Mazur is candid about not overachieving in 2023 because of the cost-of-living crisis happening right now — he’s happy being fixed on Re/Done’s current success and homing in on the men’s launch.
“We’re pausing doing anything anywhere just to maintain [what] we have and if things change in the next year we’re going to get back on opening stores,” said Mazur, whose ambitions are still in high spirits about opening a store in London after the warm welcome they encountered in their Chiltern Street pop-up store.

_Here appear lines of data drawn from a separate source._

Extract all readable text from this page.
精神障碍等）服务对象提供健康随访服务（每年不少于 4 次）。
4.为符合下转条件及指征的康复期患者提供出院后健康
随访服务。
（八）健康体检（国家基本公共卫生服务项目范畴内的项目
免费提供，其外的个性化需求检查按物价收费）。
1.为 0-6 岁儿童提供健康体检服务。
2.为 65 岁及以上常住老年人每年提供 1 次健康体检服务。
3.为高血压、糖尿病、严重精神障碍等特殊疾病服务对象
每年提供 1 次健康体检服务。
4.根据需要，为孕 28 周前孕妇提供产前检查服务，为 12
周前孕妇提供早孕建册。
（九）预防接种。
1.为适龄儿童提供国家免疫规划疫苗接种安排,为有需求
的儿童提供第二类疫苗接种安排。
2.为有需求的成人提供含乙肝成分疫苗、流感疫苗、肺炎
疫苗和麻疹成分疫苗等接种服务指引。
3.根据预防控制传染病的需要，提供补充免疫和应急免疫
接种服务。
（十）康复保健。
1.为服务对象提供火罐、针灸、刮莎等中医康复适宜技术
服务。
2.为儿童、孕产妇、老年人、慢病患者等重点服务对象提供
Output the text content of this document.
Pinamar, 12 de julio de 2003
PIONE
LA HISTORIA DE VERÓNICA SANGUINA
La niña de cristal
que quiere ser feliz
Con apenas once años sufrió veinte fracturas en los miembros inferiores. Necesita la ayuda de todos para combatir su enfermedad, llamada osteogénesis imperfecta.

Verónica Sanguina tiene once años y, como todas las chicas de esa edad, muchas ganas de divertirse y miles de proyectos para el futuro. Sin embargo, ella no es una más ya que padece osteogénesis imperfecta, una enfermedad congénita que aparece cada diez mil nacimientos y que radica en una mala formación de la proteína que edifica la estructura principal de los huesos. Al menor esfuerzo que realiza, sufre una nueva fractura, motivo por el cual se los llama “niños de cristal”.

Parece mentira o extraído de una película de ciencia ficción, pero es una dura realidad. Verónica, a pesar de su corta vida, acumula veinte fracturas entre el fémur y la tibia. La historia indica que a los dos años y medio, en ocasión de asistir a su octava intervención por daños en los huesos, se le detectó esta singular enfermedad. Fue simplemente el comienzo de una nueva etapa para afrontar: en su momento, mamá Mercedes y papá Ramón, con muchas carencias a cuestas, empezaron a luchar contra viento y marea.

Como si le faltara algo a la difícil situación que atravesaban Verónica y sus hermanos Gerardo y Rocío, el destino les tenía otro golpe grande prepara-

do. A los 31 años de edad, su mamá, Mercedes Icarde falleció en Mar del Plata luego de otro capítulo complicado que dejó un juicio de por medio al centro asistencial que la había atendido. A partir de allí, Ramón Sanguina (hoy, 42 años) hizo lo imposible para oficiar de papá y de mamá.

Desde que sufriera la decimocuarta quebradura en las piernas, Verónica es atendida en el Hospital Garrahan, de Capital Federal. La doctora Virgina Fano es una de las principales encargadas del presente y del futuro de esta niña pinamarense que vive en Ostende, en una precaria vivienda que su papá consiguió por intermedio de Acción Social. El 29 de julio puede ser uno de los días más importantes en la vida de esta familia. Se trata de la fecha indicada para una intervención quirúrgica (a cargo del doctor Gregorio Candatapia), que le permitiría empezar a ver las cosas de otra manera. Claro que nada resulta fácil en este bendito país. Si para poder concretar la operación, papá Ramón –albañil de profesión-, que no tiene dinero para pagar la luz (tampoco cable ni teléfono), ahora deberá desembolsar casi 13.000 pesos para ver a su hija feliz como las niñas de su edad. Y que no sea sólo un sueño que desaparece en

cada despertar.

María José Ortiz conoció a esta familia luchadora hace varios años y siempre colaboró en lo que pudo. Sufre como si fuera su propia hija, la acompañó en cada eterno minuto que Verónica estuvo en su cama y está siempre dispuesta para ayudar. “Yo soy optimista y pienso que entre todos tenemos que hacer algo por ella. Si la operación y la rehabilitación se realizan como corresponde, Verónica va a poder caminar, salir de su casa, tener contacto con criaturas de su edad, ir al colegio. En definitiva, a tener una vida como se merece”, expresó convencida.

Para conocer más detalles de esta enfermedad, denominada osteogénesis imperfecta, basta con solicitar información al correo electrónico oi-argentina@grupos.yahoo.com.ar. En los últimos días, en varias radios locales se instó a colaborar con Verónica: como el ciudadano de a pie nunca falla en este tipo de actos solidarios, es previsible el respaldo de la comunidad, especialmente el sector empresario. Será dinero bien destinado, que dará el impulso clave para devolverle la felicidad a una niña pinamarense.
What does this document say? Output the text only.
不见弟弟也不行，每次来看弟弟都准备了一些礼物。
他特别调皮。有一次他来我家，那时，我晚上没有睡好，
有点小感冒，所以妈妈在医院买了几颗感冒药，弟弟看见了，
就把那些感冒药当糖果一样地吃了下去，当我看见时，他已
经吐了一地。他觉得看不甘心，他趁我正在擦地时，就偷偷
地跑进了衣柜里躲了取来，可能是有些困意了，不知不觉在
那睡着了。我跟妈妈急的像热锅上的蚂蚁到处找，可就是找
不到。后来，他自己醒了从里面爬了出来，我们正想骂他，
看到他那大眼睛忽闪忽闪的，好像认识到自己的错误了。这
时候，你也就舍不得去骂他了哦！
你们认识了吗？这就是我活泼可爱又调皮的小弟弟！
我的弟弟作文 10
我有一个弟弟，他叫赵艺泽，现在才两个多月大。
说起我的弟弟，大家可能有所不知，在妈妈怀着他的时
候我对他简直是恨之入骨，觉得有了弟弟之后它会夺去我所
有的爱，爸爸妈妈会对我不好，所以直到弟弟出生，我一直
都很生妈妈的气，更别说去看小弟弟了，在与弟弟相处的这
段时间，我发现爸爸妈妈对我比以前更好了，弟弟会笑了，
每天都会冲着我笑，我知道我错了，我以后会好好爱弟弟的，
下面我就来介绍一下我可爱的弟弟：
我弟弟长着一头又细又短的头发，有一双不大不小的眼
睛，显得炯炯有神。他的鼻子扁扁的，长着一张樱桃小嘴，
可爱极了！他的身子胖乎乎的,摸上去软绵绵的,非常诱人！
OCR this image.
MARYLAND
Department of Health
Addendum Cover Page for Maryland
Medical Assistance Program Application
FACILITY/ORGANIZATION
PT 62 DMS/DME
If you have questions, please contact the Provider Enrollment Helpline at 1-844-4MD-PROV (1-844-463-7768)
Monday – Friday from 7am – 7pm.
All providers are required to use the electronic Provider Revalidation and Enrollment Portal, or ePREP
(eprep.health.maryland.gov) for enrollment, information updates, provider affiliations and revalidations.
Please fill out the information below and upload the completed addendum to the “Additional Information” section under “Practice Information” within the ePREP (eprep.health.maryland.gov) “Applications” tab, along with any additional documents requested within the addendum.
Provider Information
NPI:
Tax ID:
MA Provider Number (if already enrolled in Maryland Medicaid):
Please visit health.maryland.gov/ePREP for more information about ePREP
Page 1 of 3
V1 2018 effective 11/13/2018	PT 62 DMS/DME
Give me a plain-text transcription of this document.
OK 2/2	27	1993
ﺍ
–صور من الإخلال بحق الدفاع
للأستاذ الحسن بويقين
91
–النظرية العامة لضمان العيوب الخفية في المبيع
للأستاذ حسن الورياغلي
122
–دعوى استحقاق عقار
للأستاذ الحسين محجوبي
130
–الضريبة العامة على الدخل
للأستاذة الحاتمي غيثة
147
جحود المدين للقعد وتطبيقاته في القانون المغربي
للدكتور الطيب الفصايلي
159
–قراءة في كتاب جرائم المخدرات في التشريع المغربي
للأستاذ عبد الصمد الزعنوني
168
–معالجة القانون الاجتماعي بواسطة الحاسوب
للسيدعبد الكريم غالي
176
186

In July 2022, Re/Done opened a retail store in the 7th Arrondissement of Paris, in the heart of Saint-Germain as part of its expansion. International markets account for 40 percent of the brand’s site traffic, wholesale represents 55 percent of the business, while direct-to-consumer on e-commerce and brick-and-mortar is 45 percent of the business.
The label will be celebrating its 10th anniversary next year — over the years, Mazur’s biggest challenge has been launching ready-to-wear because “it’s really hard to take something and make something new out of it that you actually want to wear or resonate with people. Our goal was always to just continue to upcycle and be sustainable.”